Background/aims: This study was designed to investigate whether the serum IgA/C3 ratio can be a serologic marker of disease activity in children with severe Henoch-Schönlein nephritis (HSN).
Methods: Twelve HSN patients who were treated with steroids and cyclosporine were examined. The levels of serum IgA and C3 were measured using an international reference preparation (IFCC/CRM470) and a renal biopsy was performed in all patients before and after therapy. After therapy, patients were divided into 3 groups: complete remission (n = 6, group I), mild urinary abnormalities (n = 3, group II), and active renal disease (n = 3, group III).
Results: The serum IgA/C3 ratio decreased significantly in groups I and II after therapy (2.62 +/- 0.82 vs. 2.02 +/- 0.52, p = 0.02), whereas the ratio in group III increased, although it was not statistically significant (2.13 +/- 0.93 vs. 4.67 +/- 1.71, p = 0.25). A follow-up renal biopsy revealed that the activity index was reduced in groups I and II (7.0 +/- 2.4 vs. 3.6 +/- 1.6, p = 0.016), and not changed in group III (7.3 +/- 2.1 vs. 9.3 +/- 2.5, p = 0.25).
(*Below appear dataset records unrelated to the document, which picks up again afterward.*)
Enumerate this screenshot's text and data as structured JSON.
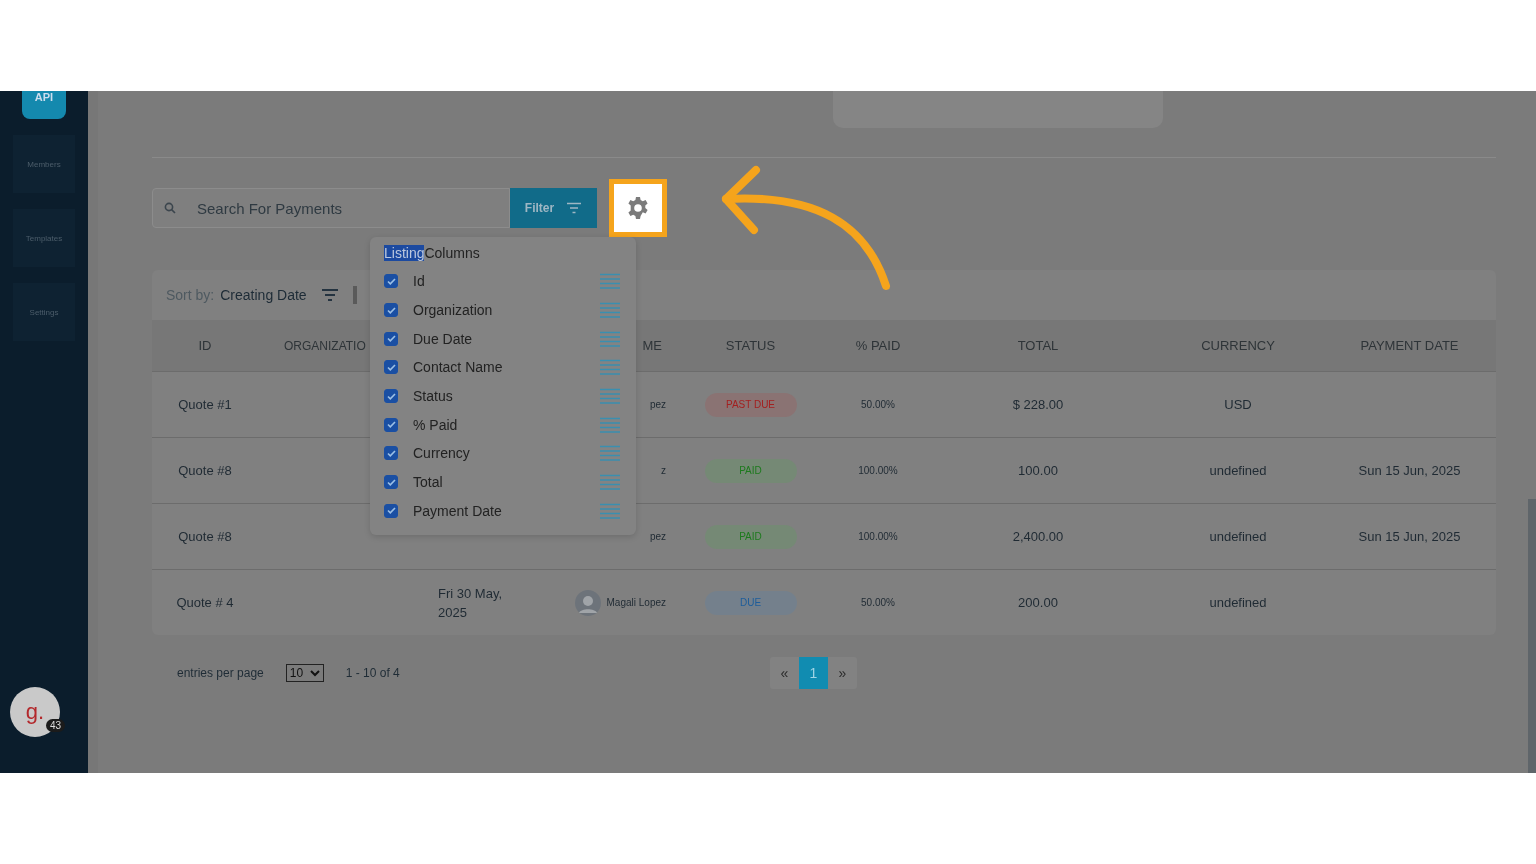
{
  "sidebar": {
    "logo": "API",
    "items": [
      {
        "label": "Members"
      },
      {
        "label": "Templates"
      },
      {
        "label": "Settings"
      }
    ],
    "avatar": {
      "letter": "g.",
      "badge": "43"
    }
  },
  "toolbar": {
    "search": {
      "placeholder": "Search For Payments"
    },
    "filter_button": "Filter",
    "settings_highlighted": true
  },
  "sort": {
    "label": "Sort by:",
    "value": "Creating Date"
  },
  "table": {
    "columns": [
      "ID",
      "ORGANIZATIO",
      "ME",
      "STATUS",
      "% PAID",
      "TOTAL",
      "CURRENCY",
      "PAYMENT DATE"
    ],
    "rows": [
      {
        "id": "Quote #1",
        "contact": "pez",
        "avatar": false,
        "status": "PAST DUE",
        "kind": "past_due",
        "paid": "50.00%",
        "total": "$ 228.00",
        "currency": "USD"
      },
      {
        "id": "Quote #8",
        "contact": "z",
        "avatar": false,
        "status": "PAID",
        "kind": "paid",
        "paid": "100.00%",
        "total": "100.00",
        "currency": "undefined",
        "payment_date": "Sun 15 Jun, 2025"
      },
      {
        "id": "Quote #8",
        "contact": "pez",
        "avatar": false,
        "status": "PAID",
        "kind": "paid",
        "paid": "100.00%",
        "total": "2,400.00",
        "currency": "undefined",
        "payment_date": "Sun 15 Jun, 2025"
      },
      {
        "id": "Quote # 4",
        "due_date": "Fri 30 May, 2025",
        "contact": "Magali Lopez",
        "avatar": true,
        "status": "DUE",
        "kind": "due",
        "paid": "50.00%",
        "total": "200.00",
        "currency": "undefined"
      }
    ]
  },
  "columns_menu": {
    "title_highlighted": "Listing",
    "title_rest": "Columns",
    "items": [
      {
        "label": "Id",
        "checked": true
      },
      {
        "label": "Organization",
        "checked": true
      },
      {
        "label": "Due Date",
        "checked": true
      },
      {
        "label": "Contact Name",
        "checked": true
      },
      {
        "label": "Status",
        "checked": true
      },
      {
        "label": "% Paid",
        "checked": true
      },
      {
        "label": "Currency",
        "checked": true
      },
      {
        "label": "Total",
        "checked": true
      },
      {
        "label": "Payment Date",
        "checked": true
      }
    ]
  },
  "footer": {
    "entries_label": "entries per page",
    "per_page": "10",
    "range": "1 - 10 of 4",
    "pages": [
      {
        "label": "«",
        "selected": false
      },
      {
        "label": "1",
        "selected": true
      },
      {
        "label": "»",
        "selected": false
      }
    ]
  }
}
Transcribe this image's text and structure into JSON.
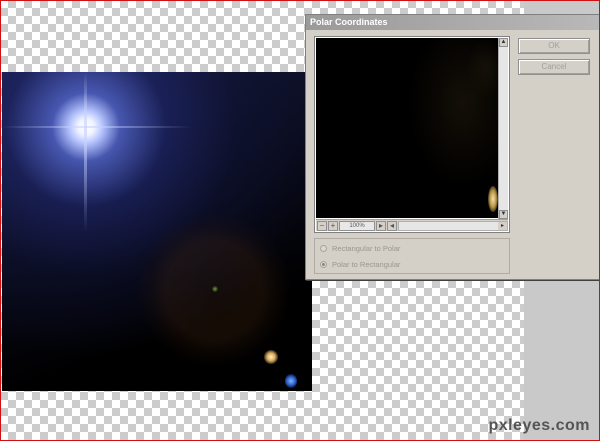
{
  "dialog": {
    "title": "Polar Coordinates",
    "ok_label": "OK",
    "cancel_label": "Cancel",
    "zoom": {
      "minus": "−",
      "plus": "+",
      "value": "100%"
    },
    "options": [
      {
        "label": "Rectangular to Polar",
        "selected": false
      },
      {
        "label": "Polar to Rectangular",
        "selected": true
      }
    ]
  },
  "watermark": "pxleyes.com",
  "colors": {
    "dialog_bg": "#d4d0c8",
    "title_bar": "#9a9a9a",
    "frame_border": "#d01010",
    "workspace_gray": "#c9c9c9"
  }
}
The activity index at a follow-up renal biopsy correlated positively with the changes of the serum IgA/C3 ratio: posttherapy activity index = 1.20 x DeltaIgA/C3 + 4.78 (r = 0.635, p = 0.027); where DeltaIgA/C3 is posttherapy IgA/C3--pretherapy IgA/C3.
Conclusion: These findings suggest that the serum IgA/C3 ratio may be a useful marker to predict disease activity and histologic severity in HSN.